Tal que el 18 de noviembre de de 1517, y con apenas 17 palos, el entonces Carlos a secas —heredero, y ya— entró en Valladolid dispuesto a pillar lo que consideraba suyo, esto es, la corona de Castilla; después de que su abuelo Fernando —el llamado el Católico— se fuera para el otro barrio y de que entre unos cuantos se encargaran de quitarle a su madre, Juana —heredera legítima de los derechos— de en medio para que no diera demasiado la murga. Y por si no tenía bastante, esos mismos se encargaron de pararle los pies a su hermano Fernando —al que acababa de conocer unos días antes en Mojados—, que contaba con el apoyo de la nobleza castellana.
Este era el percal.
Aquello, lo de su entrada en Valladolid, cuentan las crónicas que fue para verlo. Refieren éstas que cerca de 40000 almas se echaron a la calles para ver llegar a un crío —o casi— que, de lengua castellana, ni papa, y menos de las costumbres, usos y demás de los castellanos. Más flamenco —de Flandes, digo, no de arte y salero. De eso andaba bastante escaso el hombre, para qué engañarnos—, imposible. ¿Que qué vieron para que aquello fuera el acabose? Pues la entrada del que iba a ser rey, y con el tiempo también emperador. A saber: 500 infantes abriendo el cortejo seguidos de la caballería real, trompetas varias, caballeros del Toisón de Oro por aquí, altos dignatarios por aquí, duques, condes, marqueses… La hostia, vamos.

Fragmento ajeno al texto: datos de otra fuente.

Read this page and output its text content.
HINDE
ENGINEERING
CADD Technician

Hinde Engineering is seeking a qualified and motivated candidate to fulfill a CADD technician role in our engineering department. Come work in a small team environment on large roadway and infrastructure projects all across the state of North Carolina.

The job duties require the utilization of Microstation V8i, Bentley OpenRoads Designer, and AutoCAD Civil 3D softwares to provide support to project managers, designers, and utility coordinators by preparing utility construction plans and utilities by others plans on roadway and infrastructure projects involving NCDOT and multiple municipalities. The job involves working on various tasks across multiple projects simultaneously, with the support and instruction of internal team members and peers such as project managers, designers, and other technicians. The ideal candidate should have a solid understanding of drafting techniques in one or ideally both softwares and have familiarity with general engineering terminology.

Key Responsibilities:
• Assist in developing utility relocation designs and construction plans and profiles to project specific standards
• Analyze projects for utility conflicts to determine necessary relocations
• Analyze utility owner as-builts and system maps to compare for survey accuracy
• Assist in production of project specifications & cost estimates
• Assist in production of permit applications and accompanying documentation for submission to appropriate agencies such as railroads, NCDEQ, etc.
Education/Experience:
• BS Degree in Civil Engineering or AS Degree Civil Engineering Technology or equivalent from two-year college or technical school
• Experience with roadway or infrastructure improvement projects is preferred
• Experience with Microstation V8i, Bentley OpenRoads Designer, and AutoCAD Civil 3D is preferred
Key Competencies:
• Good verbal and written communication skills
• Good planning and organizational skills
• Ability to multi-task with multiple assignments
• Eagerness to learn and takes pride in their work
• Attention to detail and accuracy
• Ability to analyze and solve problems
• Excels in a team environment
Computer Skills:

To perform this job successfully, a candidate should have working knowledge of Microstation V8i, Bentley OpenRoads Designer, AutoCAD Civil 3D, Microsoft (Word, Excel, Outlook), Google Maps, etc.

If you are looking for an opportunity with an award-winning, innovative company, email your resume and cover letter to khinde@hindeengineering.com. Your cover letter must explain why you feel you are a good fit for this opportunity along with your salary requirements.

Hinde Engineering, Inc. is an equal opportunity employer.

Carlos entró en Valladolid en compañía de sus hermanos Leonor y Fernando —ya convencido para la causa—, del arzobispo de Zaragoza, de representantes del Papa, de su abuelo, el emperador Maximiliano… Porque no existía el Real Valladolid por entonces, que seguramente tampoco hubiera faltado algún integrante de su plantilla. O la plantilla entera, para que no se sintiera desagraviado.

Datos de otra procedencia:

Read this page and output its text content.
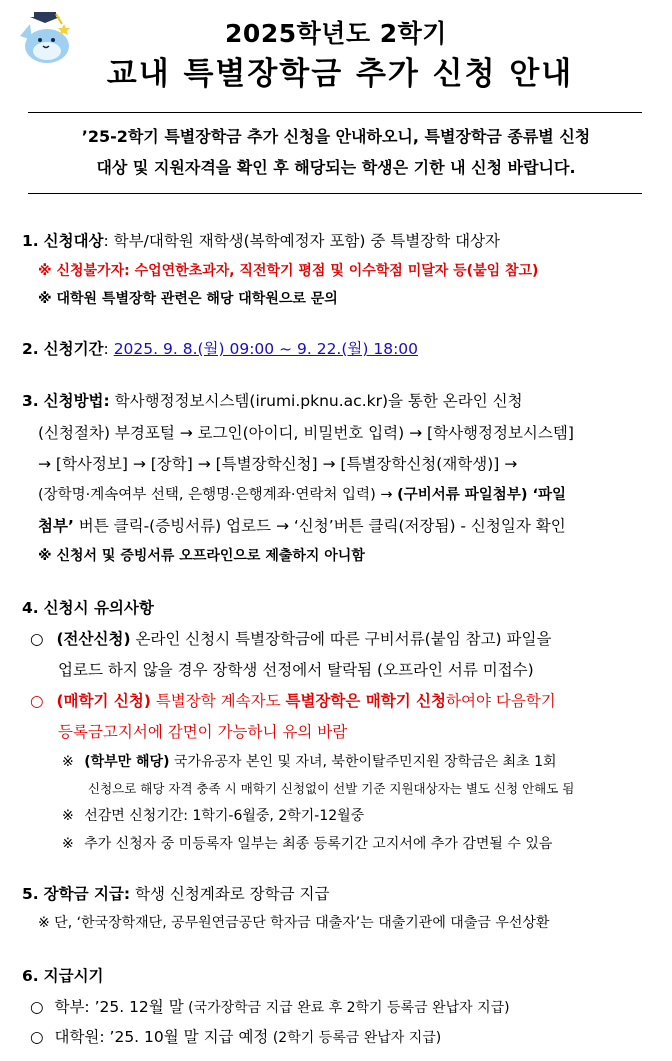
2025학년도 2학기
교내 특별장학금 추가 신청 안내
’25-2학기 특별장학금 추가 신청을 안내하오니, 특별장학금 종류별 신청
대상 및 지원자격을 확인 후 해당되는 학생은 기한 내 신청 바랍니다.
1. 신청대상: 학부/대학원 재학생(복학예정자 포함) 중 특별장학 대상자
※ 신청불가자: 수업연한초과자, 직전학기 평점 및 이수학점 미달자 등(붙임 참고)
※ 대학원 특별장학 관련은 해당 대학원으로 문의
2. 신청기간: 2025. 9. 8.(월) 09:00 ~ 9. 22.(월) 18:00
3. 신청방법: 학사행정정보시스템(irumi.pknu.ac.kr)을 통한 온라인 신청
(신청절차) 부경포털 → 로그인(아이디, 비밀번호 입력) → [학사행정정보시스템]
→ [학사정보] → [장학] → [특별장학신청] → [특별장학신청(재학생)] →
(장학명·계속여부 선택, 은행명·은행계좌·연락처 입력) → (구비서류 파일첨부) ‘파일
첨부’ 버튼 클릭-(증빙서류) 업로드 → ‘신청’버튼 클릭(저장됨) - 신청일자 확인
※ 신청서 및 증빙서류 오프라인으로 제출하지 아니함
4. 신청시 유의사항
○ (전산신청) 온라인 신청시 특별장학금에 따른 구비서류(붙임 참고) 파일을
업로드 하지 않을 경우 장학생 선정에서 탈락됨 (오프라인 서류 미접수)
○ (매학기 신청) 특별장학 계속자도 특별장학은 매학기 신청하여야 다음학기
등록금고지서에 감면이 가능하니 유의 바람
※ (학부만 해당) 국가유공자 본인 및 자녀, 북한이탈주민지원 장학금은 최초 1회
신청으로 해당 자격 충족 시 매학기 신청없이 선발 기준 지원대상자는 별도 신청 안해도 됨
※ 선감면 신청기간: 1학기-6월중, 2학기-12월중
※ 추가 신청자 중 미등록자 일부는 최종 등록기간 고지서에 추가 감면될 수 있음
5. 장학금 지급: 학생 신청계좌로 장학금 지급
※ 단, ‘한국장학재단, 공무원연금공단 학자금 대출자’는 대출기관에 대출금 우선상환
6. 지급시기
○ 학부: ’25. 12월 말 (국가장학금 지급 완료 후 2학기 등록금 완납자 지급)
○ 대학원: ’25. 10월 말 지급 예정 (2학기 등록금 완납자 지급)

Y una rasca… Se dice que cuando el grajo vuela bajo hace un frío del carajo, y cuando vuela rasante… Y si lo hace por encima del Pisuerga, ni os cuento. Unamos a eso la lluvia, y el patio que se quedó —calles hechas un cenagal— fue tan extraño como un belga por soleares; que Carlos, flamenco como era, traía a cuestas una comitiva tan variopinta —y muy, muy flamenca. De Flandes, repito— como poco simpática a ojos de los castellanos. Vamos, que hay más alegría en un tanatorio que en las caras, por ejemplo, de los clérigos que los recibieron, que se negaron a acogerlos e, incluso, interrumpían los oficios si algunos de aquellos flamencos entraban en los templos durante la misa. Ni siquiera las mil antorchas encendidas y repartidas por las calles para recibir a Carlos le transmitieron el calor que buena parte de los castellanos le negaron desde el primer momento, contrarios a un rey como él.
Y que fue, a la postre, el germen de la que se lio unos pocos años después.
Pero eso, si eso, ya para otro momento.